Energy is one of the most valuable and scarce resources available to the world, a significant portion of which is now being consumed to power up computers and computing infrastructure. Basically, a high-performance parallel and distributed computing system, including data centers, supercomputers, clusters, real-time systems and grids not only consume considerable amounts of power but also require air-conditioning to keep the systems cool. Here we present some notable areas of research in Green Computing:
Bigger Data Centers can be made much more energy-efficient than smaller data centers. Standards are emerging for measuring this, such as the concept of Power Usage Effectiveness (PUE). PUE is defined as the ratio of total facility power divided by IT equipment power. Thus, it is a measure of how much of the power being consumed by the facility is actually being used to power the IT equipment itself rather than all the other things. Therefore it will be quite a challenge to make the bigger data centers power efficient.
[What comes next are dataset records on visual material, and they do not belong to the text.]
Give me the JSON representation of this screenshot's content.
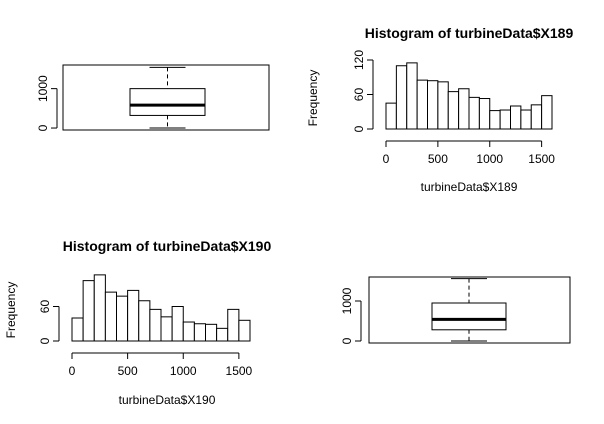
{
  "chart_data": [
    {
      "type": "boxplot",
      "panel": "top-left",
      "title": "",
      "ylim": [
        -50,
        1600
      ],
      "yticks": [
        0,
        1000
      ],
      "ytick_labels": [
        "0",
        "1000"
      ],
      "min": 0,
      "q1": 320,
      "median": 580,
      "q3": 1000,
      "max": 1540
    },
    {
      "type": "bar",
      "panel": "top-right",
      "title": "Histogram of turbineData$X189",
      "xlabel": "turbineData$X189",
      "ylabel": "Frequency",
      "xticks": [
        0,
        500,
        1000,
        1500
      ],
      "yticks": [
        0,
        60,
        120
      ],
      "ylim": [
        0,
        130
      ],
      "bin_start": 0,
      "bin_width": 100,
      "values": [
        45,
        110,
        115,
        85,
        84,
        82,
        65,
        70,
        55,
        53,
        32,
        33,
        40,
        33,
        42,
        58
      ]
    },
    {
      "type": "bar",
      "panel": "bottom-left",
      "title": "Histogram of turbineData$X190",
      "xlabel": "turbineData$X190",
      "ylabel": "Frequency",
      "xticks": [
        0,
        500,
        1000,
        1500
      ],
      "yticks": [
        0,
        60
      ],
      "ylim": [
        0,
        130
      ],
      "bin_start": 0,
      "bin_width": 100,
      "values": [
        40,
        105,
        115,
        85,
        78,
        88,
        70,
        55,
        42,
        60,
        33,
        30,
        29,
        22,
        55,
        36
      ]
    },
    {
      "type": "boxplot",
      "panel": "bottom-right",
      "title": "",
      "ylim": [
        -50,
        1600
      ],
      "yticks": [
        0,
        1000
      ],
      "ytick_labels": [
        "0",
        "1000"
      ],
      "min": 0,
      "q1": 280,
      "median": 540,
      "q3": 950,
      "max": 1560
    }
  ]
}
Data Center cooling is a major issue as far as power consumption is concerned. Data Centers are the backbone of any computing organization and must be reliable and available at every point in time. Measuring the data center effectiveness and maintaining the baseline is an issue. Wireless sensors could play a big role for managing data center power management.
Technology is not a passive observer, but it is an active contributor in achieving the goals of efficient Data Centers and Green Computing. Equipment recycling, virtualization, cloud computing, power management and green manufacturing are just some of the initiatives to achieve these goals.